Phil’s father became ill decades later.  While visiting him, Phil made a promise to his dad that once he recovered they would travel together. Phil described the itinerary in detail, beginning with stops in Europe, and he concluded with “We could take a direct flight from Paris to Phnom Penh and visit Angkor Wat. His dad seemed puzzled by the final destination.

Phil wrote: “Don’t you remember the book you gave me as a boy?” I asked him, disappointed in his response to my cue. 
His dad “riffled through the memory of a lifetime of books he had bestowed.” …Then his face lit up and he harrumphed,

“Oh yes, Angkor, the Malcolm MacDonald book, the one with the sculptures of the Temple of the Leper King on the cover.” He paused to consider the possibilities of our traveling together, then painfully readjusted himself in his old leather reading chair.

It Would Be Wonderful

“I just wish I were as confident as you that I was going to recover,” he said with the first note of despair I’d ever heard from him. “Of course, I’d like to see these places with you. It would be wonderful.” Then his voice broke, “But I don’t know, son, if I’m going to make it.”

No one I’ve ever met has pronounced the word “wonderful” like my father. He stressed the first syllable, “won,” as if the adjective did indeed have its roots in victory and triumph. He so rarely used upbeat words so when he did I knew he meant it.

Four months later, on the very Ides of March which he had announced every year in our house as though it were the strangest day on the calendar, my father died in his sleep.

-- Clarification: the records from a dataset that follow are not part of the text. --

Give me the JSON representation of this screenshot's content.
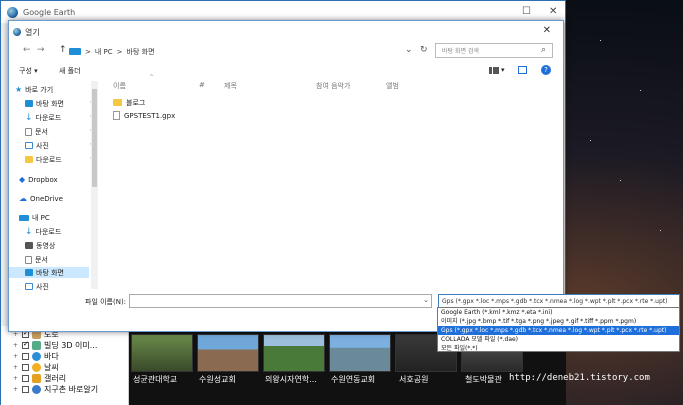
{
  "app": {
    "title": "Google Earth",
    "window_controls": {
      "maximize": "☐",
      "close": "✕"
    }
  },
  "layers": [
    {
      "label": "도로",
      "checked": true
    },
    {
      "label": "빌딩 3D 이미...",
      "checked": true
    },
    {
      "label": "바다",
      "checked": false
    },
    {
      "label": "날씨",
      "checked": false
    },
    {
      "label": "갤러리",
      "checked": false
    },
    {
      "label": "지구촌 바로알기",
      "checked": false
    }
  ],
  "photos": [
    {
      "label": "성균관대학교"
    },
    {
      "label": "수원성교회"
    },
    {
      "label": "의왕시자연학..."
    },
    {
      "label": "수원연동교회"
    },
    {
      "label": "서호공원"
    },
    {
      "label": "철도박물관"
    }
  ],
  "watermark": "http://deneb21.tistory.com",
  "dialog": {
    "title": "열기",
    "close": "✕",
    "nav": {
      "back": "←",
      "forward": "→",
      "up": "↑"
    },
    "breadcrumb": {
      "sep1": ">",
      "pc": "내 PC",
      "sep2": ">",
      "folder": "바탕 화면"
    },
    "address_controls": {
      "dropdown": "⌄",
      "refresh": "↻"
    },
    "search_placeholder": "바탕 화면 검색",
    "toolbar": {
      "organize": "구성 ▾",
      "new_folder": "새 폴더",
      "view": "▾"
    },
    "sidebar": [
      {
        "label": "바로 가기",
        "icon": "star-icon",
        "pinned": false,
        "indent": 0
      },
      {
        "label": "바탕 화면",
        "icon": "desktop-icon",
        "pinned": true,
        "indent": 1,
        "selected": false
      },
      {
        "label": "다운로드",
        "icon": "download-icon",
        "pinned": true,
        "indent": 1
      },
      {
        "label": "문서",
        "icon": "document-icon",
        "pinned": true,
        "indent": 1
      },
      {
        "label": "사진",
        "icon": "picture-icon",
        "pinned": true,
        "indent": 1
      },
      {
        "label": "다운로드",
        "icon": "folder-icon",
        "pinned": true,
        "indent": 1
      },
      {
        "label": "Dropbox",
        "icon": "dropbox-icon",
        "pinned": false,
        "indent": 0
      },
      {
        "label": "OneDrive",
        "icon": "onedrive-icon",
        "pinned": false,
        "indent": 0
      },
      {
        "label": "내 PC",
        "icon": "pc-icon",
        "pinned": false,
        "indent": 0
      },
      {
        "label": "다운로드",
        "icon": "download-icon",
        "pinned": false,
        "indent": 1
      },
      {
        "label": "동영상",
        "icon": "video-icon",
        "pinned": false,
        "indent": 1
      },
      {
        "label": "문서",
        "icon": "document-icon",
        "pinned": false,
        "indent": 1
      },
      {
        "label": "바탕 화면",
        "icon": "desktop-icon",
        "pinned": false,
        "indent": 1,
        "selected": true
      },
      {
        "label": "사진",
        "icon": "picture-icon",
        "pinned": false,
        "indent": 1
      }
    ],
    "columns": {
      "name": "이름",
      "hash": "#",
      "title": "제목",
      "contributors": "참여 음악가",
      "album": "앨범"
    },
    "files": [
      {
        "name": "블로그",
        "type": "folder"
      },
      {
        "name": "GPSTEST1.gpx",
        "type": "file"
      }
    ],
    "filename_label": "파일 이름(N):",
    "filename_value": "",
    "filetype_selected": "Gps (*.gpx *.loc *.mps *.gdb *.tcx *.nmea *.log *.wpt *.plt *.pcx *.rte *.upt)",
    "filetype_options": [
      "Google Earth (*.kml *.kmz *.eta *.ini)",
      "이미지 (*.jpg *.bmp *.tif *.tga *.png *.jpeg *.gif *.tiff *.ppm *.pgm)",
      "Gps (*.gpx *.loc *.mps *.gdb *.tcx *.nmea *.log *.wpt *.plt *.pcx *.rte *.upt)",
      "COLLADA 모델 파일 (*.dae)",
      "모든 파일(*.*)"
    ],
    "filetype_selected_index": 2
  }
}
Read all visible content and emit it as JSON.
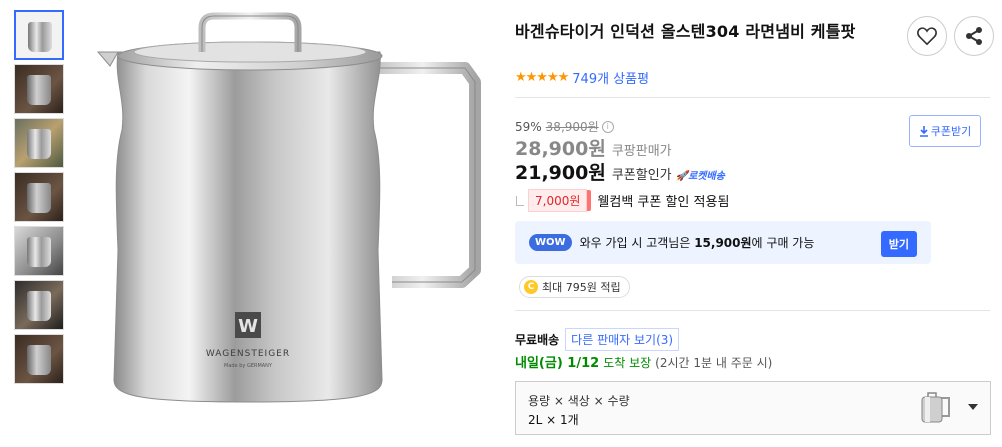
{
  "product": {
    "title": "바겐슈타이거 인덕션 올스텐304 라면냄비 케틀팟",
    "brand_logo_text": "WAGENSTEIGER",
    "brand_logo_sub": "Made by GERMANY",
    "brand_logo_mark": "W"
  },
  "rating": {
    "stars": "★★★★★",
    "count": "749개 상품평"
  },
  "pricing": {
    "discount_rate": "59%",
    "original_price": "38,900원",
    "coupang_price": "28,900원",
    "coupang_price_label": "쿠팡판매가",
    "coupon_price": "21,900원",
    "coupon_price_label": "쿠폰할인가",
    "rocket_label": "🚀로켓배송",
    "coupon_download": "쿠폰받기"
  },
  "coupon": {
    "amount": "7,000원",
    "text": "웰컴백 쿠폰 할인 적용됨"
  },
  "wow": {
    "badge": "WOW",
    "text_prefix": "와우 가입 시 고객님은 ",
    "price": "15,900원",
    "text_suffix": "에 구매 가능",
    "button": "받기"
  },
  "cashback": {
    "coin": "C",
    "text": "최대 795원 적립"
  },
  "shipping": {
    "label": "무료배송",
    "other_sellers": "다른 판매자 보기(3)",
    "arrival_date": "내일(금) 1/12",
    "arrival_guarantee": "도착 보장",
    "arrival_condition": "(2시간 1분 내 주문 시)"
  },
  "option": {
    "labels": "용량 × 색상 × 수량",
    "value": "2L × 1개"
  },
  "icons": {
    "wishlist": "heart-icon",
    "share": "share-icon",
    "download": "download-icon",
    "caret": "chevron-down-icon"
  },
  "colors": {
    "accent": "#346aff",
    "star": "#ff9600",
    "coupon_red": "#e52528",
    "arrival_green": "#008c00",
    "wow_bg": "#edf4ff"
  }
}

While Phil packed his dad’s books after the funeral, he made “one of the few vows in my life.” He would take the journey to Angkor Wat for his dad and for him. As he wrote:  “…to make the pilgrimage to a place made holy by the play of light on the stone and the devotion of pilgrims who had walked astonishing distances so that they might touch the sacred sculpture and offer their prayers on the wings of incense. And, in so doing, perhaps restore my faith in life itself.”

Arrival at Angkor Wat

Phil and his brother made it to Angkor.
“All my adult life, I had been enchanted by this dream of ruins, as if living out that single image from the book my father gave me for reasons I’ll never know. I felt inconsolably lonely until I recalled the old hunter from Greenland who had the grace to simply accept the gift from the far north and receive the beauty of the mystery.”

As I attempt to paraphrase Phil’s story, it loses the personal narrative of his words. Hopefully Phil will welcome my use of his words to finish this story.

Phil wrote:

Late that afternoon, while deep in the dank corridors of the haunting temple of Bayon, with its fifty-four colossal faces of the Bodhisattva Avalokiteshvara staring at me, I thought of my last conversation with my father. He asked me what I had assumed to be obvious to him: Did my love of books influence you?

The words burned like a branding iron as I lit a candle and sticks of incense for him and, in the Bayon’s dark corridors, said a silent prayer that his spirit might find peace. 

Recognize the Sparks that Light the Lanterns

Phil’s Angkor story doesn’t end there in the Bayon’s dark corridors. He touches something more in the ending that restores him. But the focus here is the beginning. The spark is the gift. The packaging is rarely the container one expects. When recognized, it enriches and enlivens everyone.

Simply accept the gift from the far north
and receive the beauty of the mystery.